El laboratorio Grifols, de derivados del plasma sanguíneo, anda sumido desde hace tres meses en un torbellino desconcertante. A comienzos de enero, el fondo de inversiones norteamericano Gotham City Research publicó un informe incendiario sobre sus andanzas. Le acusaba de ocultar deudas, le atribuía un sinfín de trapacerías y terminaba con una sentencia lapidaria: “El valor de las acciones es probablemente cero”.

Semejante análisis desencadenó una situación infernal, todavía inconclusa, para Grifols. Este contraatacó interponiendo una demanda contra Gotham. Desde entonces la cotización de la empresa cabalga sobre una montaña rusa de violentos desplomes salpicados de alguna que otra subida.

El saldo que arrojan esos vaivenes es devastador. Desde el feroz ataque inicial, los títulos han caído prácticamente a la mitad. Nada menos que 3.700 millones de euros de capitalización se han esfumado. Los ahorradores que colocaron su dinero en la compañía experimentan un quebranto antológico.

Cuando no hay harina, todo es mohína. La pasada semana las agencias de calificación Standard & Poor’s y Fitch Ratings degradaron la nota de la entidad debido a sus malas perspectivas y a la ingente masa de pasivos que el balance amontona. Para rematar la faena, anteayer, viernes, la CNMV le advirtió de la posible imposición de sanciones por “deficiencias significativas” en la información contable publicada y por omitir los trasiegos con varias filiales y con las partes vinculadas, es decir, con la propia estirpe que mangonea el coloso.

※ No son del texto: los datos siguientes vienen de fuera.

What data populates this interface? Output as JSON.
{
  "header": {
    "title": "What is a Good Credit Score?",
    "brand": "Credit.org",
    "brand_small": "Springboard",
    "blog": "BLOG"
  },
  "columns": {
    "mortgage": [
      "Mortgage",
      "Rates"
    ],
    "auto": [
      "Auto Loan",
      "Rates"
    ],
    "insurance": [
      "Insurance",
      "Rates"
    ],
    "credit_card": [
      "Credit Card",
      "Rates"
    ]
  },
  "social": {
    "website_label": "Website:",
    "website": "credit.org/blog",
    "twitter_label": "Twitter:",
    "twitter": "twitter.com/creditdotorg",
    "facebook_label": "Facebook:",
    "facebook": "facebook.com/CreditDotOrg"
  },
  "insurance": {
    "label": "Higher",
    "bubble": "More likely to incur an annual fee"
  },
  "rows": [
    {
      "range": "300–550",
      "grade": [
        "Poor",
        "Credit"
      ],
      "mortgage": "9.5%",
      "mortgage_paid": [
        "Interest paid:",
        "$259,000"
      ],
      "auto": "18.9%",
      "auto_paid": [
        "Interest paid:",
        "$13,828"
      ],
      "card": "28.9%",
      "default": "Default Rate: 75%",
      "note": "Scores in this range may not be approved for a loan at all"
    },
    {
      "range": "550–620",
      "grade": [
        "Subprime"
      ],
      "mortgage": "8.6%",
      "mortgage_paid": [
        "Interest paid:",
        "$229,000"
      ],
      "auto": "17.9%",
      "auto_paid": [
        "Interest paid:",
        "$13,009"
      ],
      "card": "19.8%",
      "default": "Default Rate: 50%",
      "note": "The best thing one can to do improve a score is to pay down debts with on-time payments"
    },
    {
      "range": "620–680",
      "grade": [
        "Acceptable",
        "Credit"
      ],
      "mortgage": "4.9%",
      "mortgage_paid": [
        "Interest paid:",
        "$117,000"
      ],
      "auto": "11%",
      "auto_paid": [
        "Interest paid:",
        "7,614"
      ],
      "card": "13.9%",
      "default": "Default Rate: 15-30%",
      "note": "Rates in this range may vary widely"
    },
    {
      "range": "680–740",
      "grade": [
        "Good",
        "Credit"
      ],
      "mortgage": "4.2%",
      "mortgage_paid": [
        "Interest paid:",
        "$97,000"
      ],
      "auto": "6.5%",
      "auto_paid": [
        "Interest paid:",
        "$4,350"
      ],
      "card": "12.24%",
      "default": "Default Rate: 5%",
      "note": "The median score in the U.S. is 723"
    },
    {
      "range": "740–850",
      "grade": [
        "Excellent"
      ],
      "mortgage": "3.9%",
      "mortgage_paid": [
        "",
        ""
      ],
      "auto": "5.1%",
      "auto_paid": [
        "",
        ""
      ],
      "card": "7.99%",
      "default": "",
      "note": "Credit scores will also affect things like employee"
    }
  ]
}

El último ejercicio, Grifols incrementó su facturación hasta 6.600 millones, pero el beneficio cayó a la cuarta parte y se situó en 59 millones. A la vez, los débitos alcanzaron cotas astronómicas de 11.000 millones, que entrañan unos gastos financieros mareantes. Sólo en intereses y amortizaciones, el coste satisfecho ascendió a 620 millones.

El clan familiar, que controla la sociedad desde su fundación en 1909, se vio impelido a tomar decisiones drásticas con objeto de taponar la sangría bursátil. Anunció la salida de los dos directores generales Raimon Grifols Roura y Víctor Grifols Deu, hermano e hijo del anterior conducator. Devengaban una gratificación anual por cabeza de 1,7 millones.

Simultáneamente, nombró vocal del máximo órgano de mando a un profesional ajeno a los propietarios, José Ignacio Abia, quien a partir del 1 de abril próximo, asumirá el cargo de consejero delegado. Abia será el responsable de liderar la corporación, junto con el sueco Thomas Glanzmann, que ocupa la presidencia, con un sueldo de 2 millones.

El mercado ha acogido los relevos en la cúpula con un entusiasmo perfectamente descriptible. De hecho, desde que se tuvo noticia del aterrizaje del flamante primer espada, la cotización se ha dejado en la cuneta una cuarta parte de su importe.

Los entendidos achacan el desastre a varios factores. Los fundamentales estriban en las gravísimas lagunas de que adolece el desempeño societario y en el andamiaje de enlaces mercantiles urdidos para estructurar el conglomerado. Son tan inextricables que nadie acaba de entenderlos.

Gracias a ese caldo de cultivo, en Grifols han florecido prácticas contrarias a una gestión transparente y correcta. Por ejemplo, es un hecho contrastable que el grueso de las utilidades generadas por el grupo no se queda en la casa matriz. En realidad va a parar a la instrumental holandesa Scranton, dominada por miembros de la saga y poseedora de apenas un 8% de la farmacéutica.

El caso es que Scranton realiza transacciones a destajo con Grifols y, en ese ir y venir, la primera arrambla con la parte del león de las ganancias y a la segunda solo le quedan las migajas.

Tal pormenor carecería de relevancia en una firma plenamente privada, cuyos dueños no han de rendir cuentas a nadie más que a sí mismos. Pero cuando se trata de una cotizada en la bolsa, con millares de accionistas particulares, el asunto no es baladí. El montaje recuerda al vetusto dicho hispano de Juan Palomo, en versión catalana.